FerrahWolfeh / imageboard-downloader-rs

Cli utility to bulk download content from popular imageboard sites
MIT License
10 stars 1 forks source link

Download e621 pools with correct page order #4

Closed videah closed 1 year ago

videah commented 1 year ago

Hello! I'm not sure if this is out of scope for this project since it's designed to work with many imageboards, but I'm looking for a tool that can download comics (pools) from e621 (and zip it up as a .cbz) with the correct page order.

Currently trying this with pool:<id> as the tag will download a pool but all of the pages will be out of order and it's clearly not meant for this use case.

Thank you for making this tool regardless, I'll find it very useful!

FerrahWolfeh commented 1 year ago

Heya, I'm glad you're liking this utility.
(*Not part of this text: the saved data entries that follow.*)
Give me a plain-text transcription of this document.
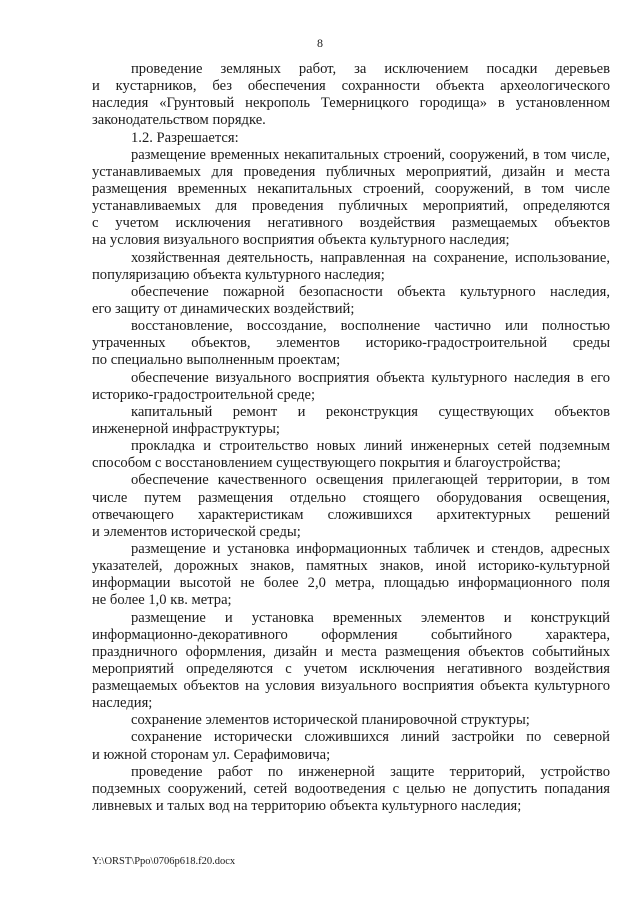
8
проведение земляных работ, за исключением посадки деревьев
и кустарников, без обеспечения сохранности объекта археологического
наследия «Грунтовый некрополь Темерницкого городища» в установленном
законодательством порядке.
1.2. Разрешается:
размещение временных некапитальных строений, сооружений, в том числе,
устанавливаемых для проведения публичных мероприятий, дизайн и места
размещения временных некапитальных строений, сооружений, в том числе
устанавливаемых для проведения публичных мероприятий, определяются
с учетом исключения негативного воздействия размещаемых объектов
на условия визуального восприятия объекта культурного наследия;
хозяйственная деятельность, направленная на сохранение, использование,
популяризацию объекта культурного наследия;
обеспечение пожарной безопасности объекта культурного наследия,
его защиту от динамических воздействий;
восстановление, воссоздание, восполнение частично или полностью
утраченных объектов, элементов историко-градостроительной среды
по специально выполненным проектам;
обеспечение визуального восприятия объекта культурного наследия в его
историко-градостроительной среде;
капитальный ремонт и реконструкция существующих объектов
инженерной инфраструктуры;
прокладка и строительство новых линий инженерных сетей подземным
способом с восстановлением существующего покрытия и благоустройства;
обеспечение качественного освещения прилегающей территории, в том
числе путем размещения отдельно стоящего оборудования освещения,
отвечающего характеристикам сложившихся архитектурных решений
и элементов исторической среды;
размещение и установка информационных табличек и стендов, адресных
указателей, дорожных знаков, памятных знаков, иной историко-культурной
информации высотой не более 2,0 метра, площадью информационного поля
не более 1,0 кв. метра;
размещение и установка временных элементов и конструкций
информационно-декоративного оформления событийного характера,
праздничного оформления, дизайн и места размещения объектов событийных
мероприятий определяются с учетом исключения негативного воздействия
размещаемых объектов на условия визуального восприятия объекта культурного
наследия;
сохранение элементов исторической планировочной структуры;
сохранение исторически сложившихся линий застройки по северной
и южной сторонам ул. Серафимовича;
проведение работ по инженерной защите территорий, устройство
подземных сооружений, сетей водоотведения с целью не допустить попадания
ливневых и талых вод на территорию объекта культурного наследия;
Y:\ORST\Ppo\0706p618.f20.docx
I took a look at e6's API documentation this morning and yeah, it's possible to add this functionality. (at least for e621. Gotta take a look at danbooru to see if it has a similar API)

Meanwhile, you can use the --id and --cbz flags together for the utility to try ordering the pages as best as possible, assuming each page was posted one after the other.

FerrahWolfeh commented 1 year ago

Upon closer inspection of both e621 and danbooru APIs regarding pools, it seems that there is no efficient way of fetching all posts of a pool without essentially abusing the API and/or being rate-limited. I'm afraid that there's nothing I can do for now about correctly ordered pool downloading.

I also saw that I can make a special search trick in e621 to get all posts from a pool easily, however, it is pretty unreliable to do such thing with very big pools or in danbooru due to limits on how many tags can be searched.

My best guess is currently using the method I described above:

Meanwhile, you can use the --id and --cbz flags together for the utility to try ordering the pages as best as possible, assuming each page was posted one after the other.

FerrahWolfeh commented 1 year ago

However I may come with another crazy idea to efficiently download it, so don't take it as a wontfix, just will need some time

videah commented 1 year ago

I appreciate the quick response, I've tried using post ID's but my reader expects flat sequential file names and doesn't like the big spaced out numbers

I think a good compromise if the API limitations can't be worked around would be to add a flag that orders the file names like 001.png, 002.png, 003.png etc. based on the order of the ID's even if it would fall apart when any of the pages are uploaded out of order

FerrahWolfeh commented 1 year ago

I managed to hack something that seems to work ok for e6 and danbooru. give it a try from the latest main

videah commented 1 year ago

Not sure if I'm using it right but imageboard_downloader --cbz --pool 6837 -i e621 -o . seems to result in downloading stuff from e621's front page forever rather than from the pool

FerrahWolfeh commented 1 year ago

Now it's fixed in tag 1.5.1 Just forgot to... enable the pool path to e621

videah commented 1 year ago

Seems to work now! A new issues though is the --cbz flag produces no output after downloading, the images download in sequence otherwise

FerrahWolfeh commented 1 year ago

Yeah, it's currently by design that the --cbz mode doesn't print the full results of the download. The default and cbz modes share a lot of code, but the latter is a little trickier to do some things still.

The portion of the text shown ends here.